The Florida supreme court seat opened up last month when the long-serving justice Ricky Polston announced he was standing down. Filling the vacancy will mean DeSantis will have picked five of the court’s seven members, a potentially crucial factor for the future of abortion laws in the state.

The panel is expected to hear arguments later this year in a lawsuit challenging the validity of Florida’s existing 15-week abortion limit. A ruling to endorse it would open the way for the more extreme six-week ban to take effect.

The Tampa Bay Times on Wednesday named other candidates vying for the seat, including Meredith Sasso, chief judge of the sixth district court of appeal, of which Smith is a member; and another appellate court judge, John Stargel, a Republican state representative.

Significantly, Stargel was the only dissenting vote in the 2-1 decision that overturned Smith’s ruling blocking the teenager’s abortion.

DeSantis began his transformation of the Florida supreme court immediately after taking office in 2019, appointing three justices in his first month. John Stemberger, president of the Florida family policy council, said at the time the court had “the potential to have the most reliably consistent and conservative judicial philosophy in the country”.

DeSantis’s fourth pick, in August last year, was Renatha Francis, a Jamaica-born immigrant whose first judicial appointment was under DeSantis’s predecessor, Rick Scott, now a Republican US senator.
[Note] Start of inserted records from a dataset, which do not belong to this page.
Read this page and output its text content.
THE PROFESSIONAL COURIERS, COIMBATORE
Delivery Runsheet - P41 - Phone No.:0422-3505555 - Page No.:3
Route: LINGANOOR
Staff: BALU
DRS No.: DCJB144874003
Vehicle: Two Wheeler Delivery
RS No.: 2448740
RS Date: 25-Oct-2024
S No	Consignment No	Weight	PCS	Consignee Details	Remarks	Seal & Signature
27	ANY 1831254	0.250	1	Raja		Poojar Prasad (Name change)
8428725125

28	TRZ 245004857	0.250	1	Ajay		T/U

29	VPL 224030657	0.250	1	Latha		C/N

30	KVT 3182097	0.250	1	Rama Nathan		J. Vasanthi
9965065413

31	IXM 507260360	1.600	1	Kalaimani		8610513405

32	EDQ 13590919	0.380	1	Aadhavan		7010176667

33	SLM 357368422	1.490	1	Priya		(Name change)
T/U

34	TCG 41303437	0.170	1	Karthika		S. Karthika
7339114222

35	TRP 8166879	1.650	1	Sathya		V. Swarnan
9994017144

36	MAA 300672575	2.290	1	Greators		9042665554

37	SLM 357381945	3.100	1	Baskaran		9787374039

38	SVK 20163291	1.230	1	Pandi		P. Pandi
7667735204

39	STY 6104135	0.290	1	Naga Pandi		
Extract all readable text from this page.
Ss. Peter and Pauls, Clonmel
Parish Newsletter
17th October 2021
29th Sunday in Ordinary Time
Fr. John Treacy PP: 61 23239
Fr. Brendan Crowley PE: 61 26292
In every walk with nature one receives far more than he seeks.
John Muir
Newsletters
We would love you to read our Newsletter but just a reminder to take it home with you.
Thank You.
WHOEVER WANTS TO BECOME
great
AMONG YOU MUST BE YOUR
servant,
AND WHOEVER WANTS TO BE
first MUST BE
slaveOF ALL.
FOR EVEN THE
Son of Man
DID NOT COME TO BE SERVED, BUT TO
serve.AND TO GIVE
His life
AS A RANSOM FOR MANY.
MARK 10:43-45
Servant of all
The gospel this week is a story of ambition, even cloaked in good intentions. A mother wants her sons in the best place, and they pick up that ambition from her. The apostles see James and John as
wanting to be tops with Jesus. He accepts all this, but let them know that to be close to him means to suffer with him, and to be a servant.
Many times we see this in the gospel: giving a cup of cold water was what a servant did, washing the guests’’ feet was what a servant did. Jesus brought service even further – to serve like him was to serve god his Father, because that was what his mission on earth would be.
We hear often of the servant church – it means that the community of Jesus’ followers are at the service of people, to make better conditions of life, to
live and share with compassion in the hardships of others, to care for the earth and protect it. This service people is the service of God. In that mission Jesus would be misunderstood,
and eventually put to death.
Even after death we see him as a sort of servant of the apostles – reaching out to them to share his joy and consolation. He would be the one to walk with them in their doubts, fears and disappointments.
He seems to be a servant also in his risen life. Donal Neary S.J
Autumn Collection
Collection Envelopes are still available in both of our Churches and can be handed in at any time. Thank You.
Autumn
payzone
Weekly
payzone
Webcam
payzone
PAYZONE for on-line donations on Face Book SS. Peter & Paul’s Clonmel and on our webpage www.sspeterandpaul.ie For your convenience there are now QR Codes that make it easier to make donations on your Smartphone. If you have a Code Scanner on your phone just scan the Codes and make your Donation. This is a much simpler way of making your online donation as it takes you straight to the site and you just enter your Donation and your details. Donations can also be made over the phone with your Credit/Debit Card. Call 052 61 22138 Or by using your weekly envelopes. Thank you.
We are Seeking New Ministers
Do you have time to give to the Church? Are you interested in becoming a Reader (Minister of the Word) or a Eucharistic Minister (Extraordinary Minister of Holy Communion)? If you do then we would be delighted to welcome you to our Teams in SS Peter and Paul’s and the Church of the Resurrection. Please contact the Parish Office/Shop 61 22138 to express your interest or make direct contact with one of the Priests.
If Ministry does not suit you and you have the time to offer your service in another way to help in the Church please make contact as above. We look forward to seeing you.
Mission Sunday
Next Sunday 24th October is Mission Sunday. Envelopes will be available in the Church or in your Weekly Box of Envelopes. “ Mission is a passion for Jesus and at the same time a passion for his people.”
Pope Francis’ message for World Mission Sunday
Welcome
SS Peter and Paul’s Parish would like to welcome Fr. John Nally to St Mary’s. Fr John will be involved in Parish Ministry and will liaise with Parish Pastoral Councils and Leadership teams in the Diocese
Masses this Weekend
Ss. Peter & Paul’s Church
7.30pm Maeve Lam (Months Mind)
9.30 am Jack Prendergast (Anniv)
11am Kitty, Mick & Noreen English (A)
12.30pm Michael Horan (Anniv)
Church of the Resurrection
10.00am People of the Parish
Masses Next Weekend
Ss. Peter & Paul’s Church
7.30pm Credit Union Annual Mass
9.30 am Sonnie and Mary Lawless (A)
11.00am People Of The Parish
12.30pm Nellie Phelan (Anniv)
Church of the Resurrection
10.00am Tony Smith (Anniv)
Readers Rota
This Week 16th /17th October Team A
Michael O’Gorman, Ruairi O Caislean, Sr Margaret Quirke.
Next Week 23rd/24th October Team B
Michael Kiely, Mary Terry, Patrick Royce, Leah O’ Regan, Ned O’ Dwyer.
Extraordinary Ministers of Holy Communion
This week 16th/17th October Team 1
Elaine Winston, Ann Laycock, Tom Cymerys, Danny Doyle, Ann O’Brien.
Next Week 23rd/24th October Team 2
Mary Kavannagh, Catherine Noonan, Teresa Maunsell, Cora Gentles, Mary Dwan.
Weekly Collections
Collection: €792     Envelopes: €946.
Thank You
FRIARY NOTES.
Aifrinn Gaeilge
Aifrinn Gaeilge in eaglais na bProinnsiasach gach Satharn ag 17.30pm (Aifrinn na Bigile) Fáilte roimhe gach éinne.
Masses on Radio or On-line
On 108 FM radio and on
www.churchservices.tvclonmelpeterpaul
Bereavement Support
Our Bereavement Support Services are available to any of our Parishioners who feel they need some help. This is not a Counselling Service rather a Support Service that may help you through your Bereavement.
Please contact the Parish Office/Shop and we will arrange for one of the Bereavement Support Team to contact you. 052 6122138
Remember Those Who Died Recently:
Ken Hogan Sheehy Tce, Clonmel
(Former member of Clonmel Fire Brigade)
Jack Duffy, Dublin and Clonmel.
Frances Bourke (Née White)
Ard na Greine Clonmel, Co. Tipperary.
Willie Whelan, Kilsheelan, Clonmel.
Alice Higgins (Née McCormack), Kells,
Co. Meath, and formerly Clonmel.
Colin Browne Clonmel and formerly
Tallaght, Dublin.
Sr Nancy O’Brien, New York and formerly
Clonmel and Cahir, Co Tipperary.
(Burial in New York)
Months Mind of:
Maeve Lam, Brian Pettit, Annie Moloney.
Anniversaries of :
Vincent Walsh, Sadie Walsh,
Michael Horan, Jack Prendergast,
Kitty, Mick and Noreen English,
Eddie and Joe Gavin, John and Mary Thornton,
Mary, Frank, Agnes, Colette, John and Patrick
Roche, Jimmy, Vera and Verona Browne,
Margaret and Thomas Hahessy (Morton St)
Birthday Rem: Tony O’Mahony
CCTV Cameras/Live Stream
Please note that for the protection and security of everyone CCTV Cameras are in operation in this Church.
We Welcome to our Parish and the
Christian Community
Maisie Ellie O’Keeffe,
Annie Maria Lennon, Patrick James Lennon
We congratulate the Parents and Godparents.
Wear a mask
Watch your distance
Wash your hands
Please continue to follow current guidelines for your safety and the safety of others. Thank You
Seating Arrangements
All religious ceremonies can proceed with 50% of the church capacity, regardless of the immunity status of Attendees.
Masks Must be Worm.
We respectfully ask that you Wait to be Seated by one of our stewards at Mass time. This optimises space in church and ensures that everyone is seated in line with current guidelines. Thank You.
DeSantis tried and failed to elevate her to the supreme court two years earlier, with justices ruling he exceeded his authority by naming a judge lacking the 10 years’ membership of the Florida Bar required by the state constitution.

According to the Times, only three candidates applied after Polston, who the newspaper described as “reliably conservative”, announced his resignation in March.

A slew of other judges and experienced prosecutors put their names forward on 4 April, when the nominating commission decided to extend the deadline.